Cold rain falls in the river, flows down to the sea, gets into the skyline, circles endlessly. Same old rain on the wind, same old pain in my soul.

Monday, December 21, 2009



I began writing this in a moment, on a very bad day when I thought I had lost something dear and precious. Later, I found hope and added hope to this. I am opening comments to this because Shadow has threatened me with great bodily harm if I don't.

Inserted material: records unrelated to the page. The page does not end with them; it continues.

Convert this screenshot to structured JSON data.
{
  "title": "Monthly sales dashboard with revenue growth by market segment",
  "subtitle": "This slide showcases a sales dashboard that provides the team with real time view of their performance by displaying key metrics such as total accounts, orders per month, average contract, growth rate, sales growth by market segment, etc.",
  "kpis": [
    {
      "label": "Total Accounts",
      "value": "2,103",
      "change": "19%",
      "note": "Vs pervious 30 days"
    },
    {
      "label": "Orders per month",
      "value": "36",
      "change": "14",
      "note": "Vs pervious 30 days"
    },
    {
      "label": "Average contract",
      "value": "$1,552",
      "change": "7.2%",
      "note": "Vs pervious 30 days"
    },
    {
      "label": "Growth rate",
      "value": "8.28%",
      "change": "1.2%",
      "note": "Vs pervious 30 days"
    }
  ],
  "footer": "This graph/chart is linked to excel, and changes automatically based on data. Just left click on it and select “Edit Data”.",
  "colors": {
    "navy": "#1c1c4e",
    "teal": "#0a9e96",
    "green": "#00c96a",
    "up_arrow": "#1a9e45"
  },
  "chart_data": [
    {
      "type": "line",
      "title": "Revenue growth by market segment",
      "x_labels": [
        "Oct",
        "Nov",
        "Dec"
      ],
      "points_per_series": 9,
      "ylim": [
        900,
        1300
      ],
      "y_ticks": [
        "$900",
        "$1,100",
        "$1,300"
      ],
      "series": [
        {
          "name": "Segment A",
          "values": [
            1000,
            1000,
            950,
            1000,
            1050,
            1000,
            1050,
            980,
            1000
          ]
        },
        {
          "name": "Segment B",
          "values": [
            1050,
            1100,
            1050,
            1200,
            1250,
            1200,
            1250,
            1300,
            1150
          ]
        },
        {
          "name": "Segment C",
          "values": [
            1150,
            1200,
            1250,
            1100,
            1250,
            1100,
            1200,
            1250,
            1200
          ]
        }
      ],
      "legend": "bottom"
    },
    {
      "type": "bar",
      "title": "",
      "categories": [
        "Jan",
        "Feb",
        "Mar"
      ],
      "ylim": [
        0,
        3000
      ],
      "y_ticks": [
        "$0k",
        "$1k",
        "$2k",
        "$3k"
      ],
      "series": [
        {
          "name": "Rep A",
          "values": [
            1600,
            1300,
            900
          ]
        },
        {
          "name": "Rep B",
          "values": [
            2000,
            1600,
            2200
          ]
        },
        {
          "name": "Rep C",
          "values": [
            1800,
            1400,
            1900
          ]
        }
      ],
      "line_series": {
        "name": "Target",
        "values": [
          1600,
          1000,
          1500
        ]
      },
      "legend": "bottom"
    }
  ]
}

The village was nondescript. Except that it lay on the edge of where war had once been. The big one.
He walked the fields that lay dormant for a thousand years. He cried as he walked, remembering what could not be forgotten.
His feet fell heavy and lifted even heavier, as if clay learned roots to better torment the living.
Old women hung laundry in the damp hopelessness and men counted coins in their shops to mark time. But it was he, the conscience of their soul, that could not be ignored. They watched him and dwelt in his misery, as children scratched marks in cold stone.
The snow fell as Christmas snow should. Green chased red in never ending tag. The children lay upon beds of makeshift dreams and colored green trees under orange crayons of sunshine, as December blew through the cracks.
She did the dishes in hopes of his late return. Shame kept her from the children. Fear kept her from the window.
One of the children, the smallest, looked up out the frosted window to the neighbor's laughs, racing from window to window. And wondered.
It was three in the morning. Another hour to go as he looked to the arm of his stiff blue
security uniform of feigned importance. Spending time he noticed his wrists and then his hands. So soft. Not the brown leather hands his grandfathers wore like worn suitcases, their people's history carried all right there. His, too soft. He pulled his sleeves low. Old women in generic hair pulled greasy handles as if a basket of dimes would really matter now. Grateful husbands, miserable old bastards really- slept in peace dreaming of flat tires on buses of glory.
Glory. Yes, what glory for a tribe that once ruled the plains and now hoodwinked and babysat old white women for miserable old bastards. He looked at his watch again and briefly thought of long ago, and seasons out of time.
In the beginning was light, and the light was good. Then there were seas, and the seas were good. Then were there trees, and grass and green fruit, and it was all good. Then a moon, a Sun and stars beyond measure. And it was good. Then great whales and beasts and great birds and all that, was good also.
Then there was man and he was given dominion over all that was good.

I dream.

A village of gentle breezes where the air dries perfectly. A place where coins have no place and children roll and laugh in fields of wildflowers as men smoking empty pipes smile in feathered line and lean to friendly trees that have never seen a war.

I dream.

A Christmas Morn where every child knows love and laughter in marshmallow hugs and the green catches the red in a new colour. A December that doesn't play favorites.

I dream.
Of peace and buffalo on a golden plain of simple existence. A field of harmony in a world void of tour buses and slot machines.

I dream, because I believe. He who called it good says the lion will once more lay down with the lamb. This is my hope.